Interestingly, the FBI didn’t use threats to define international terrorism. There terrorism refers to “violent acts or acts dangerous to human life,” intended to coerce, that are against the law in the US or other states. Why would they use a different definition domestically and internationally? The cynic in me wonders if they want to increase the numbers for political purposes, but the realist guesses that since their job is to stop acts based on threats, domestic threats are just more serious to the FBI than international ones. I hope it’s the latter, of course.

Europol’s definition was harder to find; it was in a very long report available as a PDF. They distinguished threat statements and terrorist attacks. Here is the data for 2010 in Europe:

• 249 terrorist attacks
• 611 individuals arrested for terrorist
related offences
• 46 threat statements against EU
Member States
• 307 individuals tried for terrorism charges

There is a lot more terrorism than I knew. And if you want details, both the FBI and the Euro Pol reports provide them. But what is most surprising to me is that terrorism includes everything from burglary, to taking animals from laboratories, to vandalism, to bombing and kidnapping. What distinguishes these acts from other crimes is the intentions. If the purpose of an act or threat is to influence governments and policy, then it’s terrorism.
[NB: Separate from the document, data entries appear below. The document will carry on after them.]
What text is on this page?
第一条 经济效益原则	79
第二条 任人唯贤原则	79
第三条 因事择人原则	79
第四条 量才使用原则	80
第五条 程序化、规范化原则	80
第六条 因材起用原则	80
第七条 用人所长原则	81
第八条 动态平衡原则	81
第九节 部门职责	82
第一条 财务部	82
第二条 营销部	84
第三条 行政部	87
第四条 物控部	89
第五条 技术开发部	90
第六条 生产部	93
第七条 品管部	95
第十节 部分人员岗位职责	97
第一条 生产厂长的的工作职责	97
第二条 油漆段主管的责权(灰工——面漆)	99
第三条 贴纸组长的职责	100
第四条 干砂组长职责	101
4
Philosophers spend a lot of time arguing about how to gauge the moral worth of something. Do we judge an act by the intention or by the consequences? Is saving a baby from drowning equally good, for example, if you do it to get famous instead of doing it to save a life? It seems that in the case of terrorism, this debate has been resolved. It doesn’t matter if an act is just a threat or if it’s actually carried out, it doesn’t matter if someone spray paints a message or kills 3,000 people. What does matter is the motivation behind the act. If the purpose is political, then it is a terrorist act.
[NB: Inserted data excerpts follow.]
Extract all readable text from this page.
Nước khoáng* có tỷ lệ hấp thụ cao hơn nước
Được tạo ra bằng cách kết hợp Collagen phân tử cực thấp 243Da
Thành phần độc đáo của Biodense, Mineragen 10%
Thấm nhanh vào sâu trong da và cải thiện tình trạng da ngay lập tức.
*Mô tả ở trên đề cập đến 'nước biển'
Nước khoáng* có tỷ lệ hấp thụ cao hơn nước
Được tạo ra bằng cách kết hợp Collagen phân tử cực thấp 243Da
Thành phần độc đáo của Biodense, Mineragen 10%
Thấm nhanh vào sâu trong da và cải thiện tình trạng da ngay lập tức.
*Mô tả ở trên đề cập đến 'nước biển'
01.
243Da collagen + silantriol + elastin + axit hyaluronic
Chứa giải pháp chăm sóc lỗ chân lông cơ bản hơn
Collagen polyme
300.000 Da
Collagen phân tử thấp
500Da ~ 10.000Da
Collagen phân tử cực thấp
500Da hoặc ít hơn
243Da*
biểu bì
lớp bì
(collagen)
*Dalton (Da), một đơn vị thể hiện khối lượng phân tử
But this means that the same act is going to be punished in a variety of ways and a terrorist threat may have more consequences than a random murder of a stranger. I’m not sure if I’m comfortable with this. Furthermore, as a friend once said to me (I’m paraphrasing, here), a murder is a murder, whether it’s because you don’t like the individual or you hate them because of the color of their skin. The consequences are the same. She was talking about “hate crimes,” and I don’t know that I agree, but the underlying question is the same: how much should someone’s motive matter in a crime? Isn’t it the harm that’s done that matters? In the case of terrorism, we can ask whether attacking a state is more serious than attacking a person. Relatives and friends of the victim might not agree that it is.

I am glad Loonwatch is out there; Islamophobia needs to be recorded and curbed. The data is tremendously interesting and frightening, and it shows, yet again, that many people are much frightened of Muslims in general, and they shouldn’t be. But as always, anytime we try to define anything, there are a myriad of philosophical issues that complicate the issue. Nothing, not even recording a list of terrorist incidents, is straight forward. Our definition is going to heavily influence our data and our motivation is going to affect our definition. Objectivity, as always, is very hard to find.